The point of power like this is it enables safe overtakes and gets you out of trouble very quickly indeed. But, though this is probably the fastest point to point car you could buy, you simply cannot drive it to its full potential on busy public roads. You’ve got to find an empty, twisty back-road somewhere early in the morning when there’s no one around, pump some adrenaline and risk your licence. Or confine your fun to track days.

Day-to-day means pootling along in the left or centre lane being overtaken a lot and averaging around 20mpg on Superunleaded.

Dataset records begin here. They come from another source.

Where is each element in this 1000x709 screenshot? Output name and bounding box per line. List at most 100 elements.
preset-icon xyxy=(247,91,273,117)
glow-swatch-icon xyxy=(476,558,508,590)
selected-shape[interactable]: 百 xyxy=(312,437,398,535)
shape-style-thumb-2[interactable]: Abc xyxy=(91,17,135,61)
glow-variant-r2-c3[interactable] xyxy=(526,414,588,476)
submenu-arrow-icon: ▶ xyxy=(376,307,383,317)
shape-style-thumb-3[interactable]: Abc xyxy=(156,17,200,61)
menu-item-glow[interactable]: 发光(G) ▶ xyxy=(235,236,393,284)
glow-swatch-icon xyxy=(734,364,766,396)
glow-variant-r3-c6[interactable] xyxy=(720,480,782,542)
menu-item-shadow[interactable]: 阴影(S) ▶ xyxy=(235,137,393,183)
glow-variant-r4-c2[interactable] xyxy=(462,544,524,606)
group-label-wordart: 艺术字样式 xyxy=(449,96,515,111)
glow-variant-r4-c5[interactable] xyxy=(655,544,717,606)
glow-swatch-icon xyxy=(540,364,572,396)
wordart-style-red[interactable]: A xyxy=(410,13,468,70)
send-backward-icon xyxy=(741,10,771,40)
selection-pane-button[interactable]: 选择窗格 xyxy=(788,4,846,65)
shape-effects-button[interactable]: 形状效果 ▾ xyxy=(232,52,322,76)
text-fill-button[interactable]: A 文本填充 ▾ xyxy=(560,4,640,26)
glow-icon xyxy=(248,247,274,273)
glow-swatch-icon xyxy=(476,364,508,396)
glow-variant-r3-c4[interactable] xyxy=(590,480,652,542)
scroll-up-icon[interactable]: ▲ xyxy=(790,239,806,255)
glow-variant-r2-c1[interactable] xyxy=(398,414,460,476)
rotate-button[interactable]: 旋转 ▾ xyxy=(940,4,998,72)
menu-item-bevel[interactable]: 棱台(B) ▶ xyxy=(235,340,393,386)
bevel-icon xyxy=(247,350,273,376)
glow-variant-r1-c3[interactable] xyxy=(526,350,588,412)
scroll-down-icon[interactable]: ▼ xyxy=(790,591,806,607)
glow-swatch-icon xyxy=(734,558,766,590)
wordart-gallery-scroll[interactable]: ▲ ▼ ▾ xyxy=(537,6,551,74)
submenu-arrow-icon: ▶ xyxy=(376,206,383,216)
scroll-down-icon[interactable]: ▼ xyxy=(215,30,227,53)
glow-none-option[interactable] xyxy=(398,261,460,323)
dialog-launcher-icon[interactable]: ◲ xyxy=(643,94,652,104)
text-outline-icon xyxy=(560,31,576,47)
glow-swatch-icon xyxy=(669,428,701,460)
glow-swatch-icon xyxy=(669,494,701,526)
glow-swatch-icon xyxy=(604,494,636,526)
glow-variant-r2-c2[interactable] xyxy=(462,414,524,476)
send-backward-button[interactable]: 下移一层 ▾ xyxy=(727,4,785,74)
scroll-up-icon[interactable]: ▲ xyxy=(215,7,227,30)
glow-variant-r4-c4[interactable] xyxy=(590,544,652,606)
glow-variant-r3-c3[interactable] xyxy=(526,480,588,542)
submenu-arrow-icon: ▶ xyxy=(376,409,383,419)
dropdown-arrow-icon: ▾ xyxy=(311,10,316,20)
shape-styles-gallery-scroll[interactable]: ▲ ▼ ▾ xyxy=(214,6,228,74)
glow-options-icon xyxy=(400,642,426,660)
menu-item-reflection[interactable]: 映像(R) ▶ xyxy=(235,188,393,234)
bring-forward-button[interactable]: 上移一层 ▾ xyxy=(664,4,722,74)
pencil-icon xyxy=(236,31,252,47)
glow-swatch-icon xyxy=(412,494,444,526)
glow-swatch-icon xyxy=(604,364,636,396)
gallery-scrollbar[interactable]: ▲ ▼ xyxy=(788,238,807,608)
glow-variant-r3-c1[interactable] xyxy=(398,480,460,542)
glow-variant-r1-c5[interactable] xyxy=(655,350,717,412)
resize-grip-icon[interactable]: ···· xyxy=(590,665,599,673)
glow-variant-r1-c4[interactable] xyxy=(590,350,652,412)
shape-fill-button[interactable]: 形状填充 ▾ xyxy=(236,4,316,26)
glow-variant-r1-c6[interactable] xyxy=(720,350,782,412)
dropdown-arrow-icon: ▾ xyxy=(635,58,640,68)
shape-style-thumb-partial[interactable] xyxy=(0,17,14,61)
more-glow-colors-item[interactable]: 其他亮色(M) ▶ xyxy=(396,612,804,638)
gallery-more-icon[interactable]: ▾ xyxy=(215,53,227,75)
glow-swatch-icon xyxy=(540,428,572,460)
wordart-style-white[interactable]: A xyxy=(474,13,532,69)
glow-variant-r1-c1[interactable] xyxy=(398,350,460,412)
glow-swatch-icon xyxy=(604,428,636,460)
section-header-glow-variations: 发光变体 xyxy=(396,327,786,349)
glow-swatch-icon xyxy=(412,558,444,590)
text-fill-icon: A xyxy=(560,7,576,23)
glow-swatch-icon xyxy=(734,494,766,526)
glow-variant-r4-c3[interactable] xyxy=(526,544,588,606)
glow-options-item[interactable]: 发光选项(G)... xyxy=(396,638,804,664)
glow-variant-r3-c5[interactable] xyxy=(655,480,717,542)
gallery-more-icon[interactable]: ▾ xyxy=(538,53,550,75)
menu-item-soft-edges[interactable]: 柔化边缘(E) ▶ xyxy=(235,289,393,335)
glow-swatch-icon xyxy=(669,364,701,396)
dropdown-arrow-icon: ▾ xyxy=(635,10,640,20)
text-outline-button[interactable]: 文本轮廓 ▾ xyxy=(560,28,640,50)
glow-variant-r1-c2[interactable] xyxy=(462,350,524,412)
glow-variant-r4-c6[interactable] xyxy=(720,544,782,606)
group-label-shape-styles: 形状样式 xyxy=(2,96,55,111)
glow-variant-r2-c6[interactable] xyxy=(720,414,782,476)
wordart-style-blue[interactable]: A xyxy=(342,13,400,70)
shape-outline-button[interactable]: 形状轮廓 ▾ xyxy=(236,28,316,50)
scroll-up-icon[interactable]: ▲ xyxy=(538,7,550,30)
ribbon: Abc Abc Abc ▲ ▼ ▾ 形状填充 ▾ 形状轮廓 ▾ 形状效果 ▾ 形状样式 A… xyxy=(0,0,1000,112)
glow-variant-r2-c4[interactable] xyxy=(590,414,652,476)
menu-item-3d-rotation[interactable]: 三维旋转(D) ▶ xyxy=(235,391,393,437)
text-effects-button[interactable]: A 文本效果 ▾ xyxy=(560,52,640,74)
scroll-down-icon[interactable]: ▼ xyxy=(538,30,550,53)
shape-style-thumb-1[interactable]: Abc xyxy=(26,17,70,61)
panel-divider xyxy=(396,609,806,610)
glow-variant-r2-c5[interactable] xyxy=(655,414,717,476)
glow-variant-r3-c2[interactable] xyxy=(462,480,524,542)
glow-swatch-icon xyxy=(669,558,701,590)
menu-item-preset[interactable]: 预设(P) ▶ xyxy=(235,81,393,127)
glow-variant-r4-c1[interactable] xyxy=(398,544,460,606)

And if you get stuck in an F Queue on the motorway you can actually watch the fuel gauge needle moving downwards.

So yes, you could raise your voice a few octaves and endlessly debate the finer points of the way the car goes and handles against the latest Impreza WRX STI. Yes, you might occasionally put it to the test neck-and-neck at a track day. But really an EVO IX is young man’s status symbol, to park outside the Slug & Lettuce while he doesn’t drink anything alcoholic inside. Hopefully someone in there will be as impressed as the neighbourhood kids.